I’m forgetful, I have dyspraxia (working out how to put a belt on or sometimes even shoes is a task!). And possibly due to this, family often think I need so much more help than I do.
I’m an eldest child, eldest grandchild on one side. But still seem to be the one who gets looked after. Imagine feeling someone is patting you on the head saying “there there little one I’ll help you”, without the physical contact (I’d flip at that, you can’t touch this.)

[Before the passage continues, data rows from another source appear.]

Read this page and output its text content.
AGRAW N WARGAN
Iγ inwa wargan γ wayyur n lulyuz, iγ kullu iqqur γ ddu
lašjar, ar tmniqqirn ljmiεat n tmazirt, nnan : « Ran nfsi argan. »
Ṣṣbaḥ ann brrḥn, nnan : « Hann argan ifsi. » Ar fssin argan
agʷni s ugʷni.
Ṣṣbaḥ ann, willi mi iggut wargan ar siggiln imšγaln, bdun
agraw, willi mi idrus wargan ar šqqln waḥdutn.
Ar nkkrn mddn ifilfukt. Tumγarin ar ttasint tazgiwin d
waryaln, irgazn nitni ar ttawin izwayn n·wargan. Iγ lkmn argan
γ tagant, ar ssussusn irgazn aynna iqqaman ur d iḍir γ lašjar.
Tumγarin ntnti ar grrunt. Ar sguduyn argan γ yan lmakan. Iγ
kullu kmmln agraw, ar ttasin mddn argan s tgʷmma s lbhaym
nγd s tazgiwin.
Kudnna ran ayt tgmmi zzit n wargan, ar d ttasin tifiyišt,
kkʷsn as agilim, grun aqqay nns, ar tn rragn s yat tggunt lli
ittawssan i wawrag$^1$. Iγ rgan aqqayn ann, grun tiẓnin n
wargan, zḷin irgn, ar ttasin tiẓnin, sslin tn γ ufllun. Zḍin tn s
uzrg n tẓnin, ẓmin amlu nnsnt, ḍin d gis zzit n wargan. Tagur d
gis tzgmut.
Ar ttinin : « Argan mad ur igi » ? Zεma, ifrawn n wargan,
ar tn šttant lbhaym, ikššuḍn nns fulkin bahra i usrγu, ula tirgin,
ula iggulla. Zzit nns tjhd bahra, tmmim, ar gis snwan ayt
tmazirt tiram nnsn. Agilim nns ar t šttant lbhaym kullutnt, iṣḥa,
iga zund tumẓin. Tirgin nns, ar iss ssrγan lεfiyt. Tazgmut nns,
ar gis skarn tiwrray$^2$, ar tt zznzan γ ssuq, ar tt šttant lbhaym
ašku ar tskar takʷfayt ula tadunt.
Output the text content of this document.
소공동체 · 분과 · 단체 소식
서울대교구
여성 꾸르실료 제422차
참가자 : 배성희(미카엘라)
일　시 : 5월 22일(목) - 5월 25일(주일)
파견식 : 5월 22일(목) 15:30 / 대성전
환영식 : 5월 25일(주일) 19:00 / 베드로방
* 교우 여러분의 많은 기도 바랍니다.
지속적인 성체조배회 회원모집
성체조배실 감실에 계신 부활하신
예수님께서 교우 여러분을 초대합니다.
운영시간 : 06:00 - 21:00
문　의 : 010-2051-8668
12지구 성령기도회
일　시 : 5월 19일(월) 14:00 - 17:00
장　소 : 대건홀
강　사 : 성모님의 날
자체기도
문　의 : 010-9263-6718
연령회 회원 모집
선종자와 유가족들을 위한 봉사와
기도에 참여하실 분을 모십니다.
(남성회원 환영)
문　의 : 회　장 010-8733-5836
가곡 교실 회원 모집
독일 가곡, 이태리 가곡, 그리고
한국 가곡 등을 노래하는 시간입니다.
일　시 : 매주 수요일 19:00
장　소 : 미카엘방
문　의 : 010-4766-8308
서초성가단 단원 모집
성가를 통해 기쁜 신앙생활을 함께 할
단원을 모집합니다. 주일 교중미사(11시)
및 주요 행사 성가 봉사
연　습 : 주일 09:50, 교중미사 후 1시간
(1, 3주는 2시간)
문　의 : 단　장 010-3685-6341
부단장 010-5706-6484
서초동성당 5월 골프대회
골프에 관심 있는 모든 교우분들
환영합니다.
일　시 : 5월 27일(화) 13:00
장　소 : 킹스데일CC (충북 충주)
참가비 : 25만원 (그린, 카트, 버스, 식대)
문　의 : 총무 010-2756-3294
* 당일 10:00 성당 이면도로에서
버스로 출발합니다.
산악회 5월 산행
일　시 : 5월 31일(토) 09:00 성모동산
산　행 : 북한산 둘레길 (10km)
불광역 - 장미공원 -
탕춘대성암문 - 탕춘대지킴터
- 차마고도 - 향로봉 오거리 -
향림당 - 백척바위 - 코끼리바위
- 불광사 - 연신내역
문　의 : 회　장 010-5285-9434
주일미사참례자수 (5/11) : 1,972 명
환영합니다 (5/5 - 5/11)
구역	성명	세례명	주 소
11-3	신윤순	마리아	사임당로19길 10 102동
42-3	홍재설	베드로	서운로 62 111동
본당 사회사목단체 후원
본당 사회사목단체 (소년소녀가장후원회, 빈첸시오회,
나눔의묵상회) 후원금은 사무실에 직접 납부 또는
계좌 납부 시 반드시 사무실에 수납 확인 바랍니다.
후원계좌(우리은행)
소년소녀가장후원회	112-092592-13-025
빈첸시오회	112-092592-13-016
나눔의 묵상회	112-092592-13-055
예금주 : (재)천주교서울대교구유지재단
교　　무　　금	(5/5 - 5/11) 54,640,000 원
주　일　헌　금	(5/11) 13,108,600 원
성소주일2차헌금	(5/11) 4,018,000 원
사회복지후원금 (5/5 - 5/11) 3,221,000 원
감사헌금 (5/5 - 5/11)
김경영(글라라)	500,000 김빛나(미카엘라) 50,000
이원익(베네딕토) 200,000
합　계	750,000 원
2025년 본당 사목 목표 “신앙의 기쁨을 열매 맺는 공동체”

I’m the one who is academically bright. But seen as common sense stupid. It’s patronising when someone says “oh god don’t let Beth do that” infact. It’s painful, it hurts.
We discussed it in therapy. Maybe there is an under lying currant of wanting to protect me. Because I’ve been the emotionally vulnerable one. The kid that saw too much.
I am no longer that child.
I am a grown woman, scarred by things I never dealt with. Screaming to be heard and have my independence. To move on.
I’m talked over, told what to do, how to do it. Without asking.
I CAN DO IT. And if I can’t, I will ask for help. Let me make my own mistakes (even if that does involve me grating part of my thumb off with a cheese grater).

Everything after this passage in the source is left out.